The first class of the day was an utter disaster. In this school, videos weren’t on videotape or DVDs. They were downloaded off the internet and played via a network connection. A lovely, efficient method when all is going well, a horrid nightmare when it didn't. During the hour, the video they had attempted,
Ecosystems: Organisms and Their Environment
, decided to freeze up during the feed. Gabby had to restart it over and over again.
This is progress?
To her horror, she remembered that the class blocks were one and a half hours long, not the forty-five minutes she was used to. An hour and a half of nothing but busy work thanks to the defective download.
Thank God, the paraprofessional is coming for the last block.

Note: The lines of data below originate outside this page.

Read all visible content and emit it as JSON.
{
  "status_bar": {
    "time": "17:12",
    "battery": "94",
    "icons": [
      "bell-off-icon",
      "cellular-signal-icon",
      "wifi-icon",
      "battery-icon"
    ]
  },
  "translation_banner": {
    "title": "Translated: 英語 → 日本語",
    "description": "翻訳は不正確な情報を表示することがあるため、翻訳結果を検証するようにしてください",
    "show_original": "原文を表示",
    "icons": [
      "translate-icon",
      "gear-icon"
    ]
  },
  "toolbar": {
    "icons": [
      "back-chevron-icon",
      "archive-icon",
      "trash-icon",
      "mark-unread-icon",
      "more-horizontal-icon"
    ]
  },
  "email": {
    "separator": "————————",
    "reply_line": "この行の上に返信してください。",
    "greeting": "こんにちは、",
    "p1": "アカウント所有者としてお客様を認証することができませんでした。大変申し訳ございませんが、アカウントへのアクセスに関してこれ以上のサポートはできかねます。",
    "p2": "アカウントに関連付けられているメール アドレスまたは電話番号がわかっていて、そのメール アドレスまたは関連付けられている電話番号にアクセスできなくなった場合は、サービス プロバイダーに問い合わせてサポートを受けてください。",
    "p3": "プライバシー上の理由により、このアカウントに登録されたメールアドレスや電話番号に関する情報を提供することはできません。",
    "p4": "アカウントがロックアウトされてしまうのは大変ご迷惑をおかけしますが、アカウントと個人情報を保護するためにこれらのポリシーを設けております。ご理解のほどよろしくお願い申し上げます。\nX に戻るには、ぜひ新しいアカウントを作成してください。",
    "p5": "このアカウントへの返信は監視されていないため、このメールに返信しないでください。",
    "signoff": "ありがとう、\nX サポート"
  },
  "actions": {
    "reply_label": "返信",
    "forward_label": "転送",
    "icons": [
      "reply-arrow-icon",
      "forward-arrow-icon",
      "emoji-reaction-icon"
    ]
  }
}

She scanned the faces of the students as they chatted loudly among themselves. One had blue hair and a nose ring; there was Ash –the Goth- with the heavy eyeliner, and a couple in the very back who were sitting a bit too close to one another. Gabby realized the female of the couple was pregnant. She stopped viewing her students and longed for the innocent faces of the kindergarten class from November.
Her students were uncontrollable. They talked, stood up and walked around at their leisure. Some just slept. Gabby thought about reprimanding them but didn’t want to fight a losing battle.
Let them do their worst.
It was lunch break that drove in the final nail of her first day of teaching high school coffin. She got lost on the way to the lunchroom, thanks to someone giving her a map that was photocopied backward. Then finding five minutes to touch base at home, she was reprimanded for using her cell phone. She had never been around a school faculty that repeatedly belittled the employees that it tried so hard to fill their absences. Gabby wrote out a formal request “not to be called again” from this particular school.
“She baked your biscuits.”
She didn’t know what this meant, but she heard it twice that day. Her love of a well-turned smartass comment came in handy with this set of students.
Out of all the verbal warnings, she finally just said to the loudest of the bunch, “What part of ‘Be Quiet’ could you not comprehend?”
It was this comment that invoked the first use of the burnt biscuits. She then turned around and asked the young man who said it, “And could you not comprehend ‘Be Quiet’ either?"
Again, the burnt biscuits comment met her. She gave up. This could obviously go on all day.
The children were rude and disrespectful. The faculty was as bad if not worse.
What happened to manners?
The day was long and frustrating. Gabby found herself thinking of parenting a high school student.
Would I be any better at it? Will I even get that chance?
“Mrs. Oakes, the bell has rung twice now.”
Gabby snapped out of her thoughts to utter an apology and a class dismissal. One student distinctly mumbled “Stupid bitch” as he left. Students filed out of the class toward their cars or the school bus, and she closed up the classroom for a mad dash to home.
It was at that moment, Gabby realized it was time to stop the part time substitute teaching and dive head first into full time writing and a life with Landon. Her life was at a standstill. Trying desperately to keep hold of the past while going on with her life was not only exhausting but impossible, and she realized she might lose Landon if she didn't wise up.
She just hoped that it wasn't too late. It had been weeks since his proposal.